THE RIVER CLEAR REVELATION
It was and still is the practice for brethren who desire to live closer to nature and want to work on the land (live in the hills) to team up with an Idren  who had access to family land, his own land or simply squatted on any available public or private land. My first taste of going up to the hills was with an Idren called Toss. He had a parcel of land on a hillside up the river Duce. I would go with  him occasionally to help with the weeding and harvesting of sorrel and other small crops, and he showed me a small ganja tree ripe with sweet-smelling pods and brown leaves and we would pluck a few and gather some that had fallen and dry these in calabash in the sun to smoke. One day, somewhere around 1981, I was cooling out with some more Idren from Kennedy Avenue, Walo, Ras Daley and Cephas  on a bench outside Ras Toss’s shack when Cephas told me, “ let us go by Mwata.” I didn’t know who Mwata was, or what was his significance in the movement at that time. He lived in a two-room shack deep inside ‘pong’  and was a jovial character, dark-skinned and his locks were short and a few of them stuck out leaning to one side at the top of his head. He had a wide smile as he greeted us and instantly pushed a calabash of chopped weed towards us inviting us to roll a spliff. Painted on the divider between the room as the image of a Rastaman leaning against a tree and the words, “ Dem want to kill  I why? Will  I death bring them the satisfaction that that seek for so long” Also up on the walls were photos of Marcus Garvey and Emperor Haile Sellassie and an assortment of books and other papers were strewn on a desk. Reggae number emanated from a stereo set somewhere in the bedroom.

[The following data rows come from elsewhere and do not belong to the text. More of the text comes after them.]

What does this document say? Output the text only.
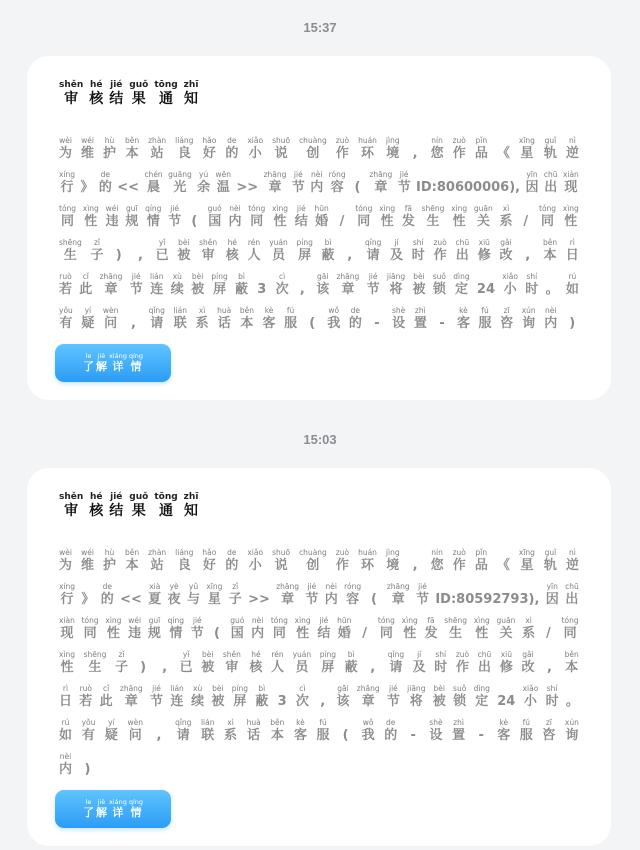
15:37
shěn
审
hé
核
jié
结
guǒ
果
tōng
通
zhī
知
wèi
为
wéi
维
hù
护
běn
本
zhàn
站
liáng
良
hǎo
好
de
的
xiǎo
小
shuō
说
chuàng
创
zuò
作
huán
环
jìng
境 ,
nín
您
zuò
作
pǐn
品 《
xīng
星
guǐ
轨
nì
逆
xíng
行 》
de
的 <<
chén
晨
guāng
光
yú
余
wēn
温 >>
zhāng
章
jié
节
nèi
内
róng
容 (
zhāng
章
jié
节 ID:80600006),
yīn
因
chū
出
xiàn
现
tóng
同
xìng
性
wéi
违
guī
规
qíng
情
jié
节 (
guó
国
nèi
内
tóng
同
xìng
性
jié
结
hūn
婚 /
tóng
同
xìng
性
fā
发
shēng
生
xìng
性
guān
关
xì
系 /
tóng
同
xìng
性
shēng
生
zǐ
子 ) ,
yǐ
已
bèi
被
shěn
审
hé
核
rén
人
yuán
员
píng
屏
bì
蔽 ,
qǐng
请
jí
及
shí
时
zuò
作
chū
出
xiū
修
gǎi
改 ,
běn
本
rì
日
ruò
若
cǐ
此
zhāng
章
jié
节
lián
连
xù
续
bèi
被
píng
屏
bì
蔽 3
cì
次 ,
gāi
该
zhāng
章
jié
节
jiāng
将
bèi
被
suǒ
锁
dìng
定 24
xiǎo
小
shí
时 。
rú
如
yǒu
有
yí
疑
wèn
问 ,
qǐng
请
lián
联
xì
系
huà
话
běn
本
kè
客
fú
服 (
wǒ
我
de
的 -
shè
设
zhì
置 -
kè
客
fú
服
zī
咨
xún
询
nèi
内 )
le
了
jiě
解
xiáng
详
qíng
情
15:03
shěn
审
hé
核
jié
结
guǒ
果
tōng
通
zhī
知
wèi
为
wéi
维
hù
护
běn
本
zhàn
站
liáng
良
hǎo
好
de
的
xiǎo
小
shuō
说
chuàng
创
zuò
作
huán
环
jìng
境 ,
nín
您
zuò
作
pǐn
品 《
xīng
星
guǐ
轨
nì
逆
xíng
行 》
de
的 <<
xià
夏
yè
夜
yǔ
与
xīng
星
zǐ
子 >>
zhāng
章
jié
节
nèi
内
róng
容 (
zhāng
章
jié
节 ID:80592793),
yīn
因
chū
出
xiàn
现
tóng
同
xìng
性
wéi
违
guī
规
qíng
情
jié
节 (
guó
国
nèi
内
tóng
同
xìng
性
jié
结
hūn
婚 /
tóng
同
xìng
性
fā
发
shēng
生
xìng
性
guān
关
xì
系 /
tóng
同
xìng
性
shēng
生
zǐ
子 ) ,
yǐ
已
bèi
被
shěn
审
hé
核
rén
人
yuán
员
píng
屏
bì
蔽 ,
qǐng
请
jí
及
shí
时
zuò
作
chū
出
xiū
修
gǎi
改 ,
běn
本
rì
日
ruò
若
cǐ
此
zhāng
章
jié
节
lián
连
xù
续
bèi
被
píng
屏
bì
蔽 3
cì
次 ,
gāi
该
zhāng
章
jié
节
jiāng
将
bèi
被
suǒ
锁
dìng
定 24
xiǎo
小
shí
时 。
rú
如
yǒu
有
yí
疑
wèn
问 ,
qǐng
请
lián
联
xì
系
huà
话
běn
本
kè
客
fú
服 (
wǒ
我
de
的 -
shè
设
zhì
置 -
kè
客
fú
服
zī
咨
xún
询
nèi
内 )
le
了
jiě
解
xiáng
详
qíng
情
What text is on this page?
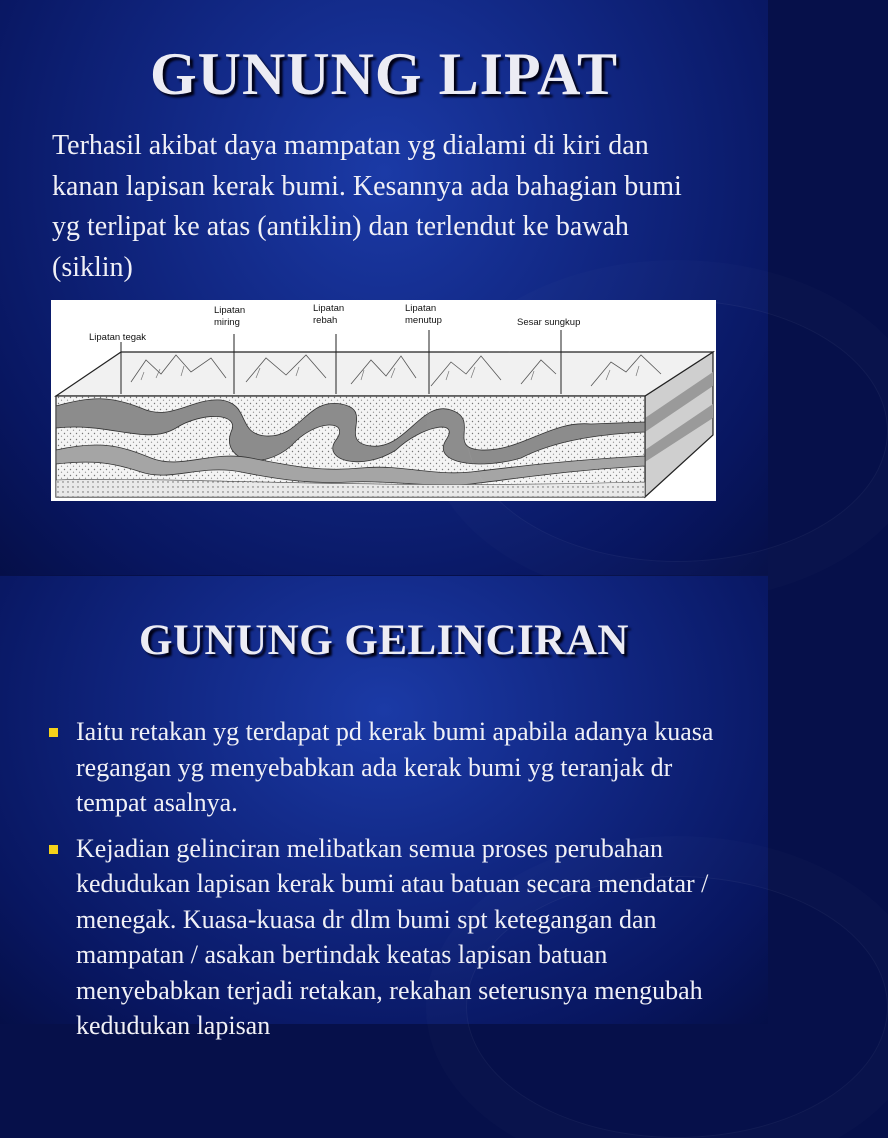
GUNUNG LIPAT
Terhasil akibat daya mampatan yg dialami di kiri dan kanan lapisan kerak bumi. Kesannya ada bahagian bumi yg terlipat ke atas (antiklin) dan terlendut ke bawah (siklin)
Lipatan tegak
Lipatan
miring
Lipatan
rebah
Lipatan
menutup	Sesar sungkup
GUNUNG GELINCIRAN
Iaitu retakan yg terdapat pd kerak bumi apabila adanya kuasa regangan yg menyebabkan ada kerak bumi yg teranjak dr tempat asalnya.
Kejadian gelinciran melibatkan semua proses perubahan kedudukan lapisan kerak bumi atau batuan secara mendatar / menegak. Kuasa-kuasa dr dlm bumi spt ketegangan dan mampatan / asakan bertindak keatas lapisan batuan menyebabkan terjadi retakan, rekahan seterusnya mengubah kedudukan lapisan
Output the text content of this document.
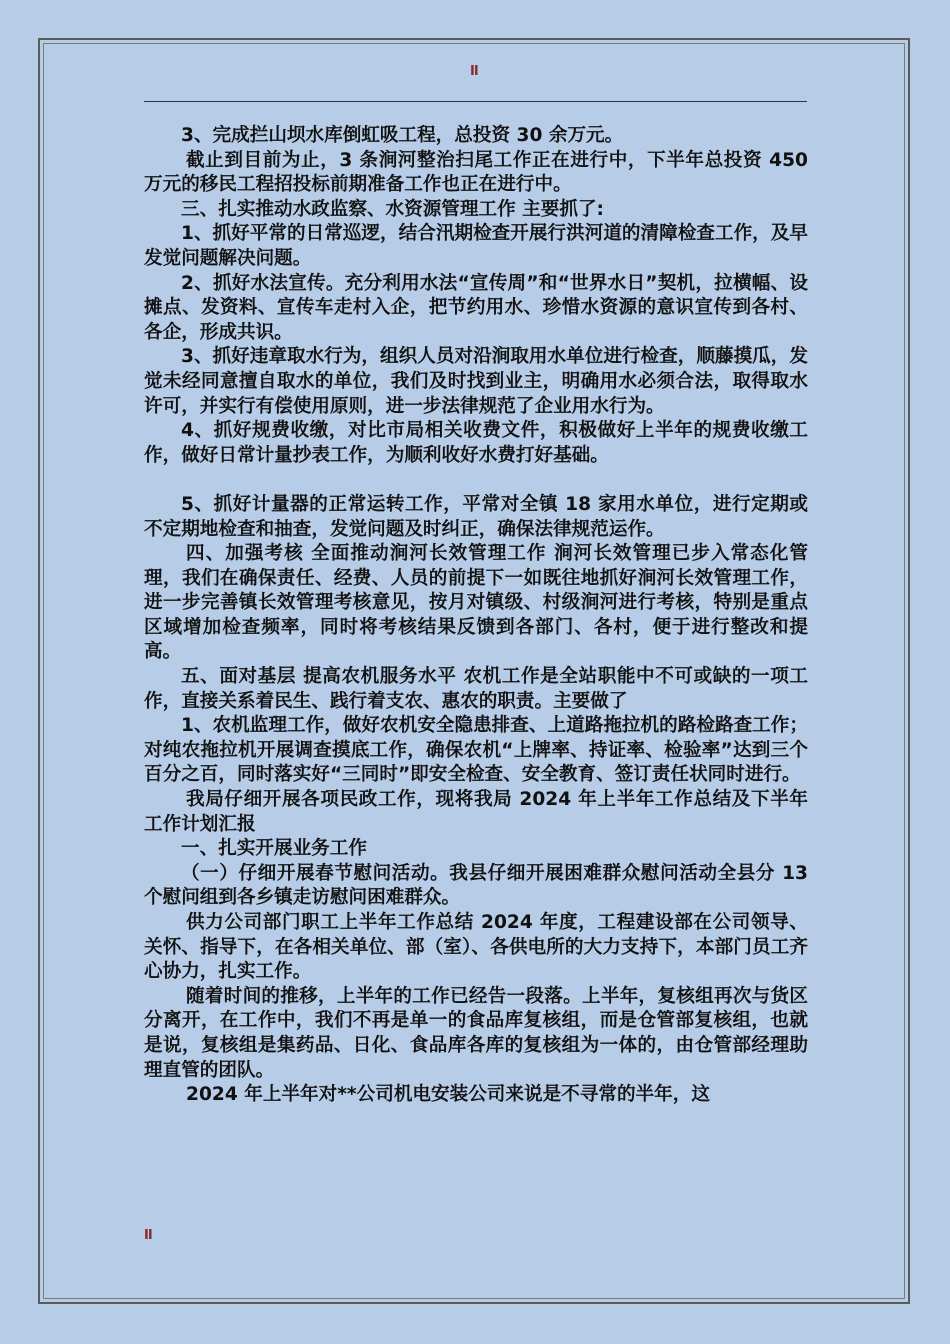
II

3、完成拦山坝水库倒虹吸工程，总投资 30 余万元。

截止到目前为止，3 条涧河整治扫尾工作正在进行中，下半年总投资 450 万元的移民工程招投标前期准备工作也正在进行中。

三、扎实推动水政监察、水资源管理工作 主要抓了:

1、抓好平常的日常巡逻，结合汛期检查开展行洪河道的清障检查工作，及早发觉问题解决问题。

2、抓好水法宣传。充分利用水法“宣传周”和“世界水日”契机，拉横幅、设摊点、发资料、宣传车走村入企，把节约用水、珍惜水资源的意识宣传到各村、各企，形成共识。

3、抓好违章取水行为，组织人员对沿涧取用水单位进行检查，顺藤摸瓜，发觉未经同意擅自取水的单位，我们及时找到业主，明确用水必须合法，取得取水许可，并实行有偿使用原则，进一步法律规范了企业用水行为。

4、抓好规费收缴，对比市局相关收费文件，积极做好上半年的规费收缴工作，做好日常计量抄表工作，为顺利收好水费打好基础。

5、抓好计量器的正常运转工作，平常对全镇 18 家用水单位，进行定期或不定期地检查和抽查，发觉问题及时纠正，确保法律规范运作。

四、加强考核 全面推动涧河长效管理工作 涧河长效管理已步入常态化管理，我们在确保责任、经费、人员的前提下一如既往地抓好涧河长效管理工作，进一步完善镇长效管理考核意见，按月对镇级、村级涧河进行考核，特别是重点区域增加检查频率，同时将考核结果反馈到各部门、各村，便于进行整改和提高。

五、面对基层 提高农机服务水平 农机工作是全站职能中不可或缺的一项工作，直接关系着民生、践行着支农、惠农的职责。主要做了

1、农机监理工作，做好农机安全隐患排查、上道路拖拉机的路检路查工作；对纯农拖拉机开展调查摸底工作，确保农机“上牌率、持证率、检验率”达到三个百分之百，同时落实好“三同时”即安全检查、安全教育、签订责任状同时进行。

我局仔细开展各项民政工作，现将我局 2024 年上半年工作总结及下半年工作计划汇报

一、扎实开展业务工作

（一）仔细开展春节慰问活动。我县仔细开展困难群众慰问活动全县分 13 个慰问组到各乡镇走访慰问困难群众。

供力公司部门职工上半年工作总结 2024 年度，工程建设部在公司领导、关怀、指导下，在各相关单位、部（室）、各供电所的大力支持下，本部门员工齐心协力，扎实工作。

随着时间的推移，上半年的工作已经告一段落。上半年，复核组再次与货区分离开，在工作中，我们不再是单一的食品库复核组，而是仓管部复核组，也就是说，复核组是集药品、日化、食品库各库的复核组为一体的，由仓管部经理助理直管的团队。

2024 年上半年对**公司机电安装公司来说是不寻常的半年，这

II
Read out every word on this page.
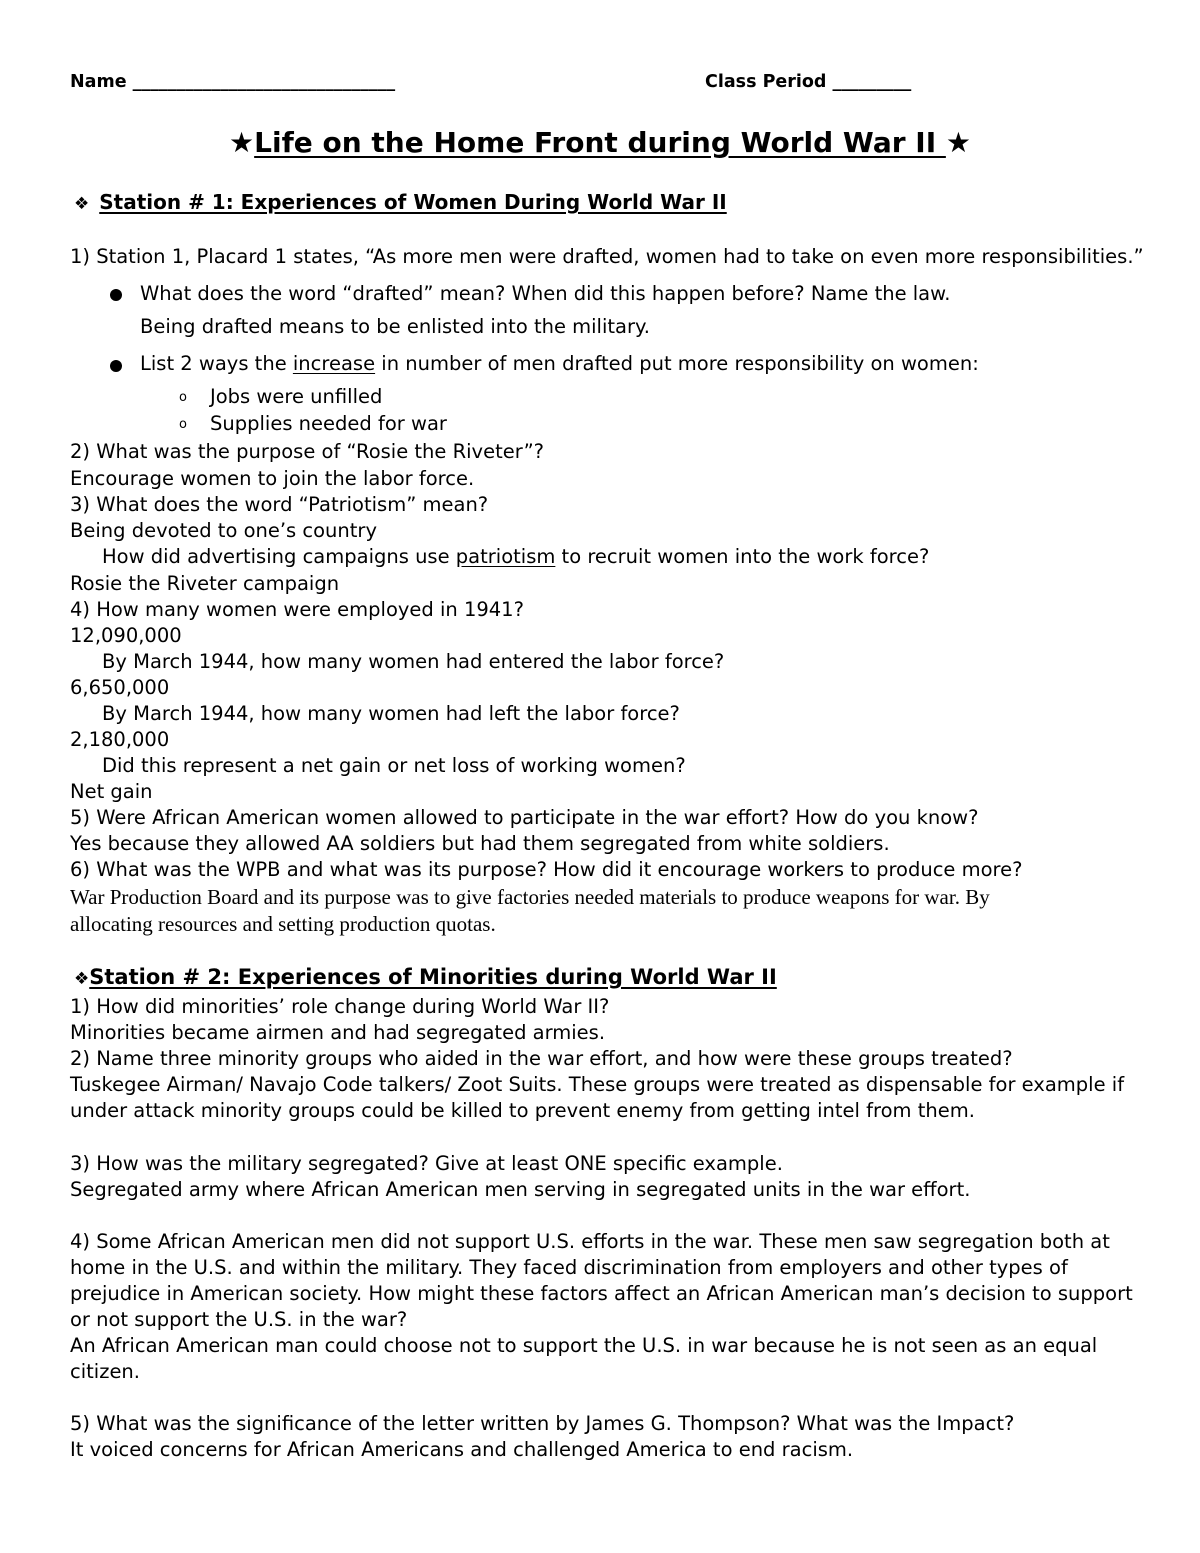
Name ______________________________	Class Period _________
★Life on the Home Front during World War II ★
❖ Station # 1: Experiences of Women During World War II
1) Station 1, Placard 1 states, “As more men were drafted, women had to take on even more responsibilities.”
What does the word “drafted” mean? When did this happen before? Name the law.
Being drafted means to be enlisted into the military.
List 2 ways the increase in number of men drafted put more responsibility on women:
o Jobs were unfilled
o Supplies needed for war
2) What was the purpose of “Rosie the Riveter”?
Encourage women to join the labor force.
3) What does the word “Patriotism” mean?
Being devoted to one’s country
How did advertising campaigns use patriotism to recruit women into the work force?
Rosie the Riveter campaign
4) How many women were employed in 1941?
12,090,000
By March 1944, how many women had entered the labor force?
6,650,000
By March 1944, how many women had left the labor force?
2,180,000
Did this represent a net gain or net loss of working women?
Net gain
5) Were African American women allowed to participate in the war effort? How do you know?
Yes because they allowed AA soldiers but had them segregated from white soldiers.
6) What was the WPB and what was its purpose? How did it encourage workers to produce more?
War Production Board and its purpose was to give factories needed materials to produce weapons for war. By
allocating resources and setting production quotas.
❖Station # 2: Experiences of Minorities during World War II
1) How did minorities’ role change during World War II?
Minorities became airmen and had segregated armies.
2) Name three minority groups who aided in the war effort, and how were these groups treated?
Tuskegee Airman/ Navajo Code talkers/ Zoot Suits. These groups were treated as dispensable for example if
under attack minority groups could be killed to prevent enemy from getting intel from them.
3) How was the military segregated? Give at least ONE specific example.
Segregated army where African American men serving in segregated units in the war effort.
4) Some African American men did not support U.S. efforts in the war. These men saw segregation both at
home in the U.S. and within the military. They faced discrimination from employers and other types of
prejudice in American society. How might these factors affect an African American man’s decision to support
or not support the U.S. in the war?
An African American man could choose not to support the U.S. in war because he is not seen as an equal
citizen.
5) What was the significance of the letter written by James G. Thompson? What was the Impact?
It voiced concerns for African Americans and challenged America to end racism.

Cephas introduced me to #Mwata, what was to be the beginning of a long friendship and comradeship in the struggle until his passing way in 2000. Mwata, whose Babylon name was Henry Jno Baptist I would later find out was a close lieutenant of Desmond Trotter, (Ras  Kabinda) in the black power struggle of the past decade. He was an avid sportsman and worked for the government as a prison officer during the days of the Dread act. He sympathised with us youth, as we simply spent our days hanging around reasoning and going from Idren to Idren’s homes. Eventually, Mwata  announced that he had been given permission to occupy a piece of land in the River Clear area. This was the area that Mwata himself planted his crops and his ganja. He would resort to his hills, during the week, and usually came to the Babylon on weekends to purchase supplies in the market and to meet the many Idren that would come to see him. Mwata was a wise dread and very positive about the movement and His  Imperial Majesty. The benefactor was a man named ,Mr  Kelly. A red skimmed man from  Goodwill, who was coming on in years and consented that Mwata occupy a savannah in the heights of River Clear. It was about a 40 minute to an hour treak up the river, from the starting point at Palm grove. Like the river Duce the river Clear was one of the tributries that emptied themselves in the the Roseau river. We set off with our back packs, tools and foodstuffs for the first sightings of our promised land. Along precarious rocky paths, up and up until we finally met a plateau  on which  the savannah stretched out for about five acres.  The soil was sandy and had a number of coconut trees still on it, that had survived the onslaught of Hurricane David. It was between the cool running waters of the River clear and another stream that sprang up somewhere in the bush.